We have direct access to the King of Kings, His Spirit is coursing through our bodies giving us Life, but we ignore Him, because we are still caught in shame and guilt; we are still believing the lie that we can do something to earn God’s love.

He’s done it all. He has gone before us. He has finished the work necessary for our salvation. He has opened the doors to Paradise. He is calling us into Freedom. All we have to do is say, “YES!”

Then I looked, and behold, on Mount Zion stood the Lamb, and with him 144,000 who had his name and his Father’s name written on their foreheads. And I heard a voice from heaven like the roar of many waters and like the sound of loud thunder. The voice I heard was like the sound of harpists playing on their harps, and they were singing a new song before the throne and before the four living creatures and before the elders. No one could learn that song except the 144,000 who had been redeemed from the earth. It is these who have not defiled themselves with women, for they are virgins. It is these who follow the Lamb wherever he goes. These have been redeemed from mankind as firstfruits for God and the Lamb, and in their mouth no lie was found, for they are blameless.

Rev. 14:1-5

Straw

At the end of his life, St. Thomas Aquinas had what some believe was a beatific vision and stopped short of completing his work entitled the Summa Theoligiae.

“The end of my labors is come. All that I have written appears to be as so much straw after the things that have been revealed to me.”

St. Thomas Aquinas

Consider the verses from 1 Corinthians 3:10-15.

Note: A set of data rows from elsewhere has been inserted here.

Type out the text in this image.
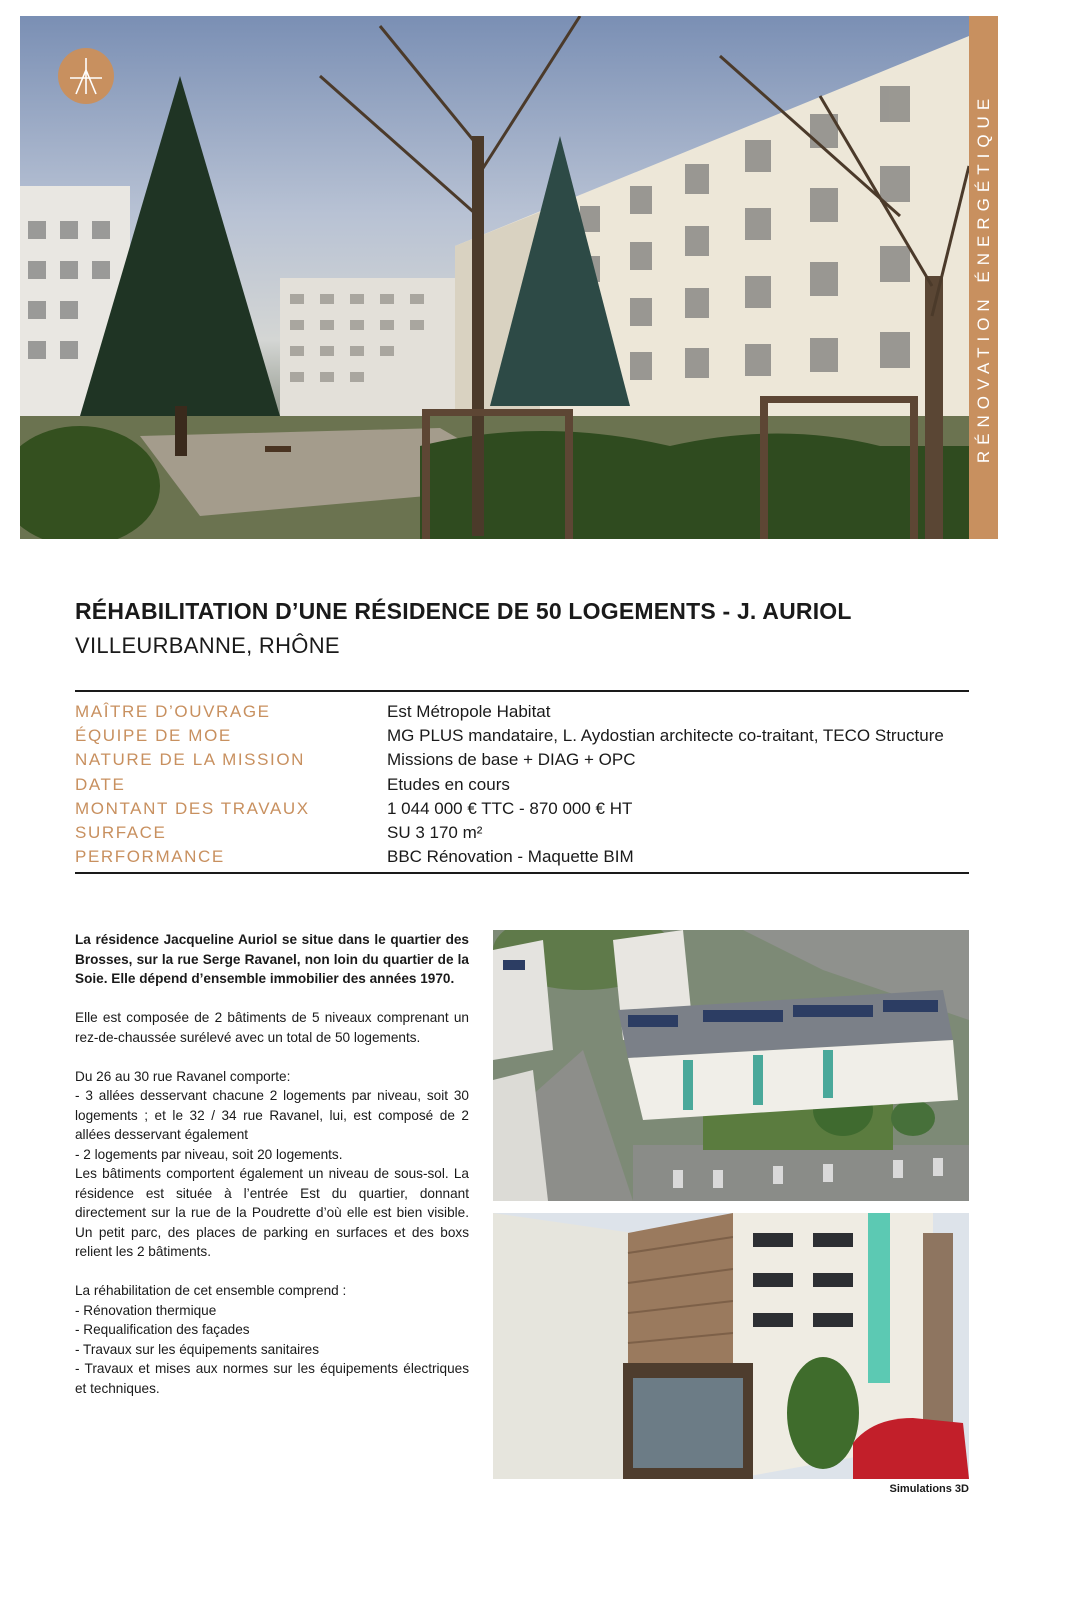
RÉNOVATION ÉNERGÉTIQUE
RÉHABILITATION D’UNE RÉSIDENCE DE 50 LOGEMENTS - J. AURIOL
VILLEURBANNE, RHÔNE
MAÎTRE D’OUVRAGE	Est Métropole Habitat
ÉQUIPE DE MOE	MG PLUS mandataire, L. Aydostian architecte co-traitant, TECO Structure
NATURE DE LA MISSION	Missions de base + DIAG + OPC
DATE	Etudes en cours
MONTANT DES TRAVAUX	1 044 000 € TTC - 870 000 € HT
SURFACE	SU 3 170 m²
PERFORMANCE	BBC Rénovation - Maquette BIM

La résidence Jacqueline Auriol se situe dans le quartier des Brosses, sur la rue Serge Ravanel, non loin du quartier de la Soie. Elle dépend d’ensemble immobilier des années 1970.

Elle est composée de 2 bâtiments de 5 niveaux comprenant un rez-de-chaussée surélevé avec un total de 50 logements.

Du 26 au 30 rue Ravanel comporte:
- 3 allées desservant chacune 2 logements par niveau, soit 30 logements ; et le 32 / 34 rue Ravanel, lui, est composé de 2 allées desservant également
- 2 logements par niveau, soit 20 logements.
Les bâtiments comportent également un niveau de sous-sol. La résidence est située à l’entrée Est du quartier, donnant directement sur la rue de la Poudrette d’où elle est bien visible. Un petit parc, des places de parking en surfaces et des boxs relient les 2 bâtiments.

La réhabilitation de cet ensemble comprend :
- Rénovation thermique
- Requalification des façades
- Travaux sur les équipements sanitaires
- Travaux et mises aux normes sur les équipements électriques et techniques.

Simulations 3D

According to the grace of God given to me, like a skilledmaster builder I laid a foundation, and someone else is building upon it. Let each one take care how he builds upon it. For no one can lay a foundation other than that which is laid, which is Jesus Christ. Now if anyone builds on the foundation with gold, silver, precious stones, wood, hay, straw— each one’s work will become manifest, for the Day will disclose it, because it will be revealed by fire, and the fire will test what sort of work each one has done. If the work that anyone has built on the foundation survives, he will receive a reward. If anyone’s work is burned up, he will suffer loss, though he himself will be saved, but only as through fire.

Arguably one of the world’s most brilliant minds, a theologian and a philosopher, St. Thomas Aquinas made it his life’s work to try to prove the existence of God and make the case for Christ. Why then would he say that his life’s work was straw? If we are to take the words of the Apostle Paul seriously then we may conclude that the work of the Summa Theologiae was of St. Thomas’ own hands. He saw it clearly as a work of the flesh and not the Spirit. He knew his words would not survive the fire of purification.

The wisdom of God is foolishness to this world and the wisdom of this world is foolishness to God. There is only so far a person can go on the logic and reason of the human mind. We must see the spiritual with spiritual eyes and put on the mind of Christ. Our own human understanding cannot comprehend the light that the Word provides.

Though St. Thomas Aquinas considered his work straw, the Catholic church went on to use his last work in the at the council of Trent during the counter-reformation. I wonder what the church would have become if they had not adopted a worldy interpretation of Scripture. Maybe one day soon, we’ll see what the Church can be when she submits to and walks in the Spirit.